Tuesday, June 4, 2013

Wingflow by Platinum

I finished the previous Chronicle with the picture of a recently purchased music nib by Platinum. That pen truly calls for a detailed presentation, but its nib is interesting on its own merits—long lasting merits. For this nib design is still in the market, forty years (at least) after it was initially released.


The Platinum music nib I mentioned on the previous Chronicle.

In fact, that music nib might very well be one of the first examples of this design together, of course, with more standard points. That was around 1973. Since then, that nib has been implemented in a number of pens, including some early Nakaya (2001), and has been cast in many different materials: steel, 14 K and 18 K (yellow) gold, and 14 K and 18 K white gold.


Three examples of this nib design made in three different materials. From top to bottom: 14 K yellow gold, 14 K white gold, and steel.


The same nib, now in 18 K gold, was implemented in this "exotic skin" series of Platinum pens from the late 1970s. This particular unit was produced in August of 1978.

As of today, in 2013, this design, made in steel, can be found in some (relatively) inexpensive Platinum models: Balance/Cool, Affection, and steel-nib Standard. On more upscale models –Sheep, gold-nib Standard, and some low end maki-e pens— we can see it made of 14 K and 18 K gold. However, on all these models only two nib points are available: F (細) and M (中).

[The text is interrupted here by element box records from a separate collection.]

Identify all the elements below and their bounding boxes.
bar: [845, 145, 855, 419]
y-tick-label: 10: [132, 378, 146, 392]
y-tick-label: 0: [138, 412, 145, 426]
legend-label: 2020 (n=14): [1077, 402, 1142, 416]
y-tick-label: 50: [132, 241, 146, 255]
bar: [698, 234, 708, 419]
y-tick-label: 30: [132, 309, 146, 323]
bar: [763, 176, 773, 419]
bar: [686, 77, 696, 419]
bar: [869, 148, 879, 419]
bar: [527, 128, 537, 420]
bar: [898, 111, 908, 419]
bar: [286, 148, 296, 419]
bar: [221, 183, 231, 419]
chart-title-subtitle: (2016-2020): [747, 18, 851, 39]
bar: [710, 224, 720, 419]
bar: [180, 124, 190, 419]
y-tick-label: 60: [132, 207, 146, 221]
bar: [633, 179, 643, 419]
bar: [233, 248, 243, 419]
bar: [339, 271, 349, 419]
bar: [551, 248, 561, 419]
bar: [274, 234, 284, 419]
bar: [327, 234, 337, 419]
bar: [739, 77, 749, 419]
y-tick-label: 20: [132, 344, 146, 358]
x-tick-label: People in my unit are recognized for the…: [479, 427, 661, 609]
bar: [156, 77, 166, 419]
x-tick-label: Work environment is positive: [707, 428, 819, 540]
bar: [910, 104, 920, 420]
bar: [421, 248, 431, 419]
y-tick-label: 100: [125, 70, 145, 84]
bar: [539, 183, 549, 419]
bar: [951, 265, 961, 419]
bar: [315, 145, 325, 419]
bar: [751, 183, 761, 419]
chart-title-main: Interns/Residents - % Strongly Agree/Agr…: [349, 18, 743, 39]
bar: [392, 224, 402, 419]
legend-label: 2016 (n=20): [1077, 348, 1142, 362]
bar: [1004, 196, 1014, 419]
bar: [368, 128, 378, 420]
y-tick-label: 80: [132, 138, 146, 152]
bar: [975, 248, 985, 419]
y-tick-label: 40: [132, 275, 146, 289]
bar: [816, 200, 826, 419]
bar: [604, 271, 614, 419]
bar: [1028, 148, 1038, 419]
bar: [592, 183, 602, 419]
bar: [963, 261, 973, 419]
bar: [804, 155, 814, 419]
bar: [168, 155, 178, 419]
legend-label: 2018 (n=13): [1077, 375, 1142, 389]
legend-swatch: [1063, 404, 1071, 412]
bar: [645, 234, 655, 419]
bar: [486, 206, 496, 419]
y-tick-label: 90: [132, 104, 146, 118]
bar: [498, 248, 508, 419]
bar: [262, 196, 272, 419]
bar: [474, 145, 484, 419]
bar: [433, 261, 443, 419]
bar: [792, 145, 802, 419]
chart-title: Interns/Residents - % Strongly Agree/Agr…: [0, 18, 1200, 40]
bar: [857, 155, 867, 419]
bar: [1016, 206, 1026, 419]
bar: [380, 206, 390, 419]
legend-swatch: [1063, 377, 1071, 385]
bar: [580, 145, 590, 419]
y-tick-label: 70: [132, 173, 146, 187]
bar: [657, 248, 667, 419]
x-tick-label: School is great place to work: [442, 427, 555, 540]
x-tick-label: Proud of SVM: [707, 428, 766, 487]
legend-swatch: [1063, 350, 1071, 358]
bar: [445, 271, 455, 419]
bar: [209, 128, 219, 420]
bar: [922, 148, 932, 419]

The Platinum Cool uses a steel version on this nib. On the picture, with a fine (細) point.

Forty years in the market make a good argument. But how do these nibs perform? They are very rigid with just a hint of bending under pressure, but they are unbelievable reliable. They do write on contact, and are never shy to speak out.

On this design the nib edges wrap around the feed and fix their relative positions. This geometry was not new or unique. It could be seen as early as in 1935 in the Chilton Wingflow pens. The claims of this manufacturer were that this shape of the nib ensured “perpetual factory precision adjustment of point and ink feed”, while “it creates a reserve pocket for ink”. However, many argue that the main point of this design was to reduce the amount of gold in the nib. But Chilton closed down in 1941, and Platinum and is still here producing wing-flow nibs for over forty years. In fact, for longer than that, albeit with different designs now no longer available.


Two units of this wing-flow design by Platinum.


Page of the 1937 catalog of Chilton with the description of the Wingflow nib and its advantages. This image was taken from the website http://www.chiltonpens.com/.

Now, the question is, once again, whether we needed gold nibs or, given the stiffness of these nibs, much cheaper steel nibs would suffice.

My thanks to Mr. Furuya.

External links:
On the Platinum Balance-Cool:
http://penaddict.com/blog/2013/5/9/platinum-balance-fountain-pen-f-nib
On Chilton:
http://www.chiltonpens.com/
http://www.chiltonpens.net/


Platinum Belage (1979) – Platinum Pigmented Blue

Bruno Taut
Yokohama, June 3rd 2013
etiquetas: Platinum, plumín musical, plumín, Chilton

2 comments:

Anonymous said...

Hi.
Beautiful nib indeed!
It looks similar to the Aurora Hastil nib of 1970.
The Aurora 88, back in 1947, also used folded flaps to keep the nib in place.

Bruno Taut said...

Thanks for passing by and commenting, Anonymous.

Wingflow nibs have been used by many companies--Aurora (as you mentioned), Montblanc, Lamy, Pilot, Sailor,...

The interesting detail of the Platinum case was that the same nib design has been in the market for over 40 years, and was passed from model to model. Maybe Lamy could say something like this--the Safari nib is also an old design and is shared by most pen models of the company.